Population (2022-12-31)
- • Total: 12,305
- • Density: 85/km^{2} (220/sq mi)
- Time zone: UTC+01:00 (CET)
- • Summer (DST): UTC+02:00 (CEST)
- Postal codes: 04654
- Dialling codes: 034348
- Vehicle registration: L, BNA, GHA, GRM, MTL, WUR
- Website: www.frohburg.de

= Frohburg =

Frohburg (/de/) is a town in the Leipzig district, in Saxony, Germany. It is situated 11 km northeast of Altenburg, and 34 km southeast of Leipzig. It includes the village of Flößberg and the town Kohren-Sahlis.

== History ==

Frohburg castle was first mentioned in documents at the end of the 10th century, the first documentary mention of the settlement itself dates from 1198, and in 1233 it is known as a town (oppidum), although it had no explicit town privileges and was directly ruled by the lord of the castle, which at this time was the burgrave of Altenburg. Town privileges were only awarded to Frohburg in 1831, and the first mayor elected three years later.

Until the mid-16th century, Frohburg was part of Pflege Altenburg, and from then on until 1856 of Amt Borna. From then on it was the centre of the judicial district (Gerichtsamt) Frohburg, until it passed to Amtshauptmannschaft (district) Borna.

Following a recession in the 19th century, the establishment of a calico printing mill in 1883 and the start of lignite mining north of the town helped economic recovery.

During World War II, a satellite camp of Buchenwald concentration camp was located just outside the village of Flößberg. The forced labour camp was a branch of the Leipzig-based arms manufacturer, Hugo Schneider AG (HASAG).

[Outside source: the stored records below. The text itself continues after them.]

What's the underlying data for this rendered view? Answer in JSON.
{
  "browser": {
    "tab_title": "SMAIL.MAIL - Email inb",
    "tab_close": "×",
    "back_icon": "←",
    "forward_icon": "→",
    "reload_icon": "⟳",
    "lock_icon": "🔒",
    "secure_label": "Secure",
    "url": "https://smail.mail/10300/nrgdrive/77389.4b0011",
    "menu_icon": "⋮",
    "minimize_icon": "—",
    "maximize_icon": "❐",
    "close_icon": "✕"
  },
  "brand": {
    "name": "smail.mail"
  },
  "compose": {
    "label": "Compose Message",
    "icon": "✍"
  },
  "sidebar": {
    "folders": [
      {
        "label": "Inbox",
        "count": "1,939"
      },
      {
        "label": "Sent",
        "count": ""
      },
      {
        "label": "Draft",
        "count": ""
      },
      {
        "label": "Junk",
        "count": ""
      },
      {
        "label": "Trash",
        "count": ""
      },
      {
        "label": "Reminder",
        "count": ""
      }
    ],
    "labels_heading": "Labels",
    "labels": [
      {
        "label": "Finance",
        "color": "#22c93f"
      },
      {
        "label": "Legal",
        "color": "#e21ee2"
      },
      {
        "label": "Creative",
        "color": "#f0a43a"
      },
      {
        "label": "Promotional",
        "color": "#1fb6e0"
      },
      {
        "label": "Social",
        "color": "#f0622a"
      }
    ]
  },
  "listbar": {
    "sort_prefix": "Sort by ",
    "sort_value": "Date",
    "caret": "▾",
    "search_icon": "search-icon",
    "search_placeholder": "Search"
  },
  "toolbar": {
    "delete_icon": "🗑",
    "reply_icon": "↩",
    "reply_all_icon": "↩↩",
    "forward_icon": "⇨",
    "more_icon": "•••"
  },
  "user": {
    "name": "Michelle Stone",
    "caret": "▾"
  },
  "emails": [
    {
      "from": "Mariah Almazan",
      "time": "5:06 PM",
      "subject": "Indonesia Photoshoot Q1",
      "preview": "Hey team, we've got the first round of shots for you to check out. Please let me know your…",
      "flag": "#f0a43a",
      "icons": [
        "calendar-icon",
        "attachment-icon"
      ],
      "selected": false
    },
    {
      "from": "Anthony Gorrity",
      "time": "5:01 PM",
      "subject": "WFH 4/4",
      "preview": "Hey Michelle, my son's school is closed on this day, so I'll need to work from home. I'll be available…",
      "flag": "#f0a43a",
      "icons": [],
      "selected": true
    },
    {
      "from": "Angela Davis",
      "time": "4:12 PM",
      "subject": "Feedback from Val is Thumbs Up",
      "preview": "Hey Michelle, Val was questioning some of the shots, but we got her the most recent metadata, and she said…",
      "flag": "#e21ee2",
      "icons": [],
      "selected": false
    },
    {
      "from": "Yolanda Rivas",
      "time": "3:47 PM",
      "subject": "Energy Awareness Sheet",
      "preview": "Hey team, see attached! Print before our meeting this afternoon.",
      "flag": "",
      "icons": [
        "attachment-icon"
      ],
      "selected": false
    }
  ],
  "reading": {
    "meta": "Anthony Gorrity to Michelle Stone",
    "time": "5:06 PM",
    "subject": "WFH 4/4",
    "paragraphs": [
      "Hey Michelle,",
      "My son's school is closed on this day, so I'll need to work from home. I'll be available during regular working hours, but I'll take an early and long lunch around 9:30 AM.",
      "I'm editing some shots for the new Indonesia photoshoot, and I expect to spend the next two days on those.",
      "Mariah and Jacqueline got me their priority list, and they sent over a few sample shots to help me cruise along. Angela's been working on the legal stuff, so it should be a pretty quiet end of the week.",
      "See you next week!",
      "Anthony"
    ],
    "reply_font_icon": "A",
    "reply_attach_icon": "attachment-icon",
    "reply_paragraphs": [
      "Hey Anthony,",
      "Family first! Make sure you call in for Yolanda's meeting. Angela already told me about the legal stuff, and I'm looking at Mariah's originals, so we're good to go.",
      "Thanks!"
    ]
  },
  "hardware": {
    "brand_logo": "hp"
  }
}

In 1960, the first motorcycle race on Frohburger Dreieck took place, and in 1962 the first motocross competition on the track Am Kaplanberg.

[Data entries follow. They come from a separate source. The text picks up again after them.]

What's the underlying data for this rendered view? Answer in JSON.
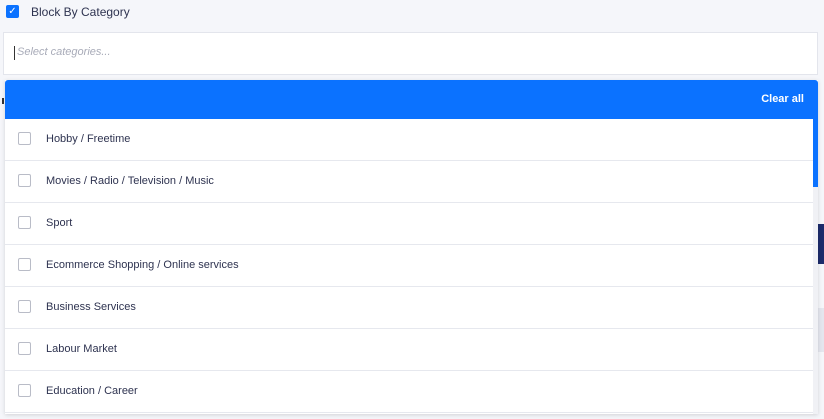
{
  "filter": {
    "checkbox_checked": true,
    "checkmark": "✓",
    "label": "Block By Category"
  },
  "select": {
    "placeholder": "Select categories..."
  },
  "dropdown": {
    "clear_all_label": "Clear all",
    "accent_color": "#0b72ff",
    "items": [
      {
        "label": "Hobby / Freetime",
        "checked": false
      },
      {
        "label": "Movies / Radio / Television / Music",
        "checked": false
      },
      {
        "label": "Sport",
        "checked": false
      },
      {
        "label": "Ecommerce Shopping / Online services",
        "checked": false
      },
      {
        "label": "Business Services",
        "checked": false
      },
      {
        "label": "Labour Market",
        "checked": false
      },
      {
        "label": "Education / Career",
        "checked": false
      }
    ]
  }
}
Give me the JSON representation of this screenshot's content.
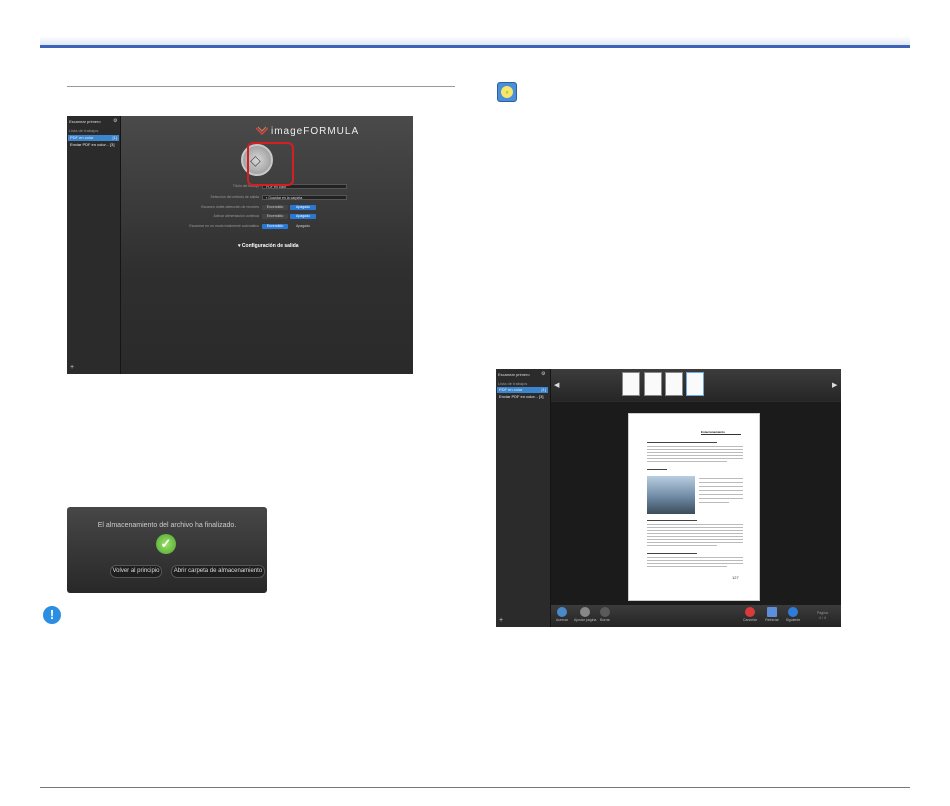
{
  "app": {
    "brand": "imageFORMULA",
    "sidebar_title": "Escanear primero",
    "sidebar_group": "Lista de trabajos",
    "jobs": [
      {
        "label": "PDF en color",
        "count": "[1]"
      },
      {
        "label": "Enviar PDF en color...",
        "count": "[3]"
      }
    ]
  },
  "scan_settings": {
    "fields": [
      {
        "label": "Título del trabajo",
        "value": "PDF en color"
      },
      {
        "label": "Selección del método de salida",
        "value": "Guardar en la carpeta"
      }
    ],
    "toggles": [
      {
        "label": "Escaneo doble-detección de recortes",
        "on": "Encendido",
        "off": "Apagado"
      },
      {
        "label": "Activar alimentación continua",
        "on": "Encendido",
        "off": "Apagado"
      },
      {
        "label": "Escanear en un modo totalmente automático",
        "on": "Encendido",
        "off": "Apagado"
      }
    ],
    "output_config": "Configuración de salida"
  },
  "dialog": {
    "message": "El almacenamiento del archivo ha finalizado.",
    "back_button": "Volver al principio",
    "open_folder_button": "Abrir carpeta de almacenamiento"
  },
  "viewer": {
    "page_title": "Estacionamiento",
    "page_number": "127",
    "toolbar": [
      "Acercar",
      "Ajustar página",
      "Borrar",
      "Cancelar",
      "Reiniciar",
      "Siguiente"
    ],
    "page_indicator_label": "Página",
    "page_indicator_value": "4 / 4"
  },
  "colors": {
    "accent": "#3d63b4",
    "highlight": "#d42020",
    "success": "#5db83a"
  }
}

The neighbouring community of Streitwald was incorporated into the town in 1973, followed by Greifenhain in 1995, Benndorf in 1997, and Eschefeld, Frauendorf, Roda, Nenkersdorf and Schönau in 1999. On 1 January 2008 Frohburg and the community of Eulatal formed an administrative collectivity which ended a year later when Eulatal joined the community of Frohburg. The town of Kohren-Sahlis was incorporated into the town in 2018.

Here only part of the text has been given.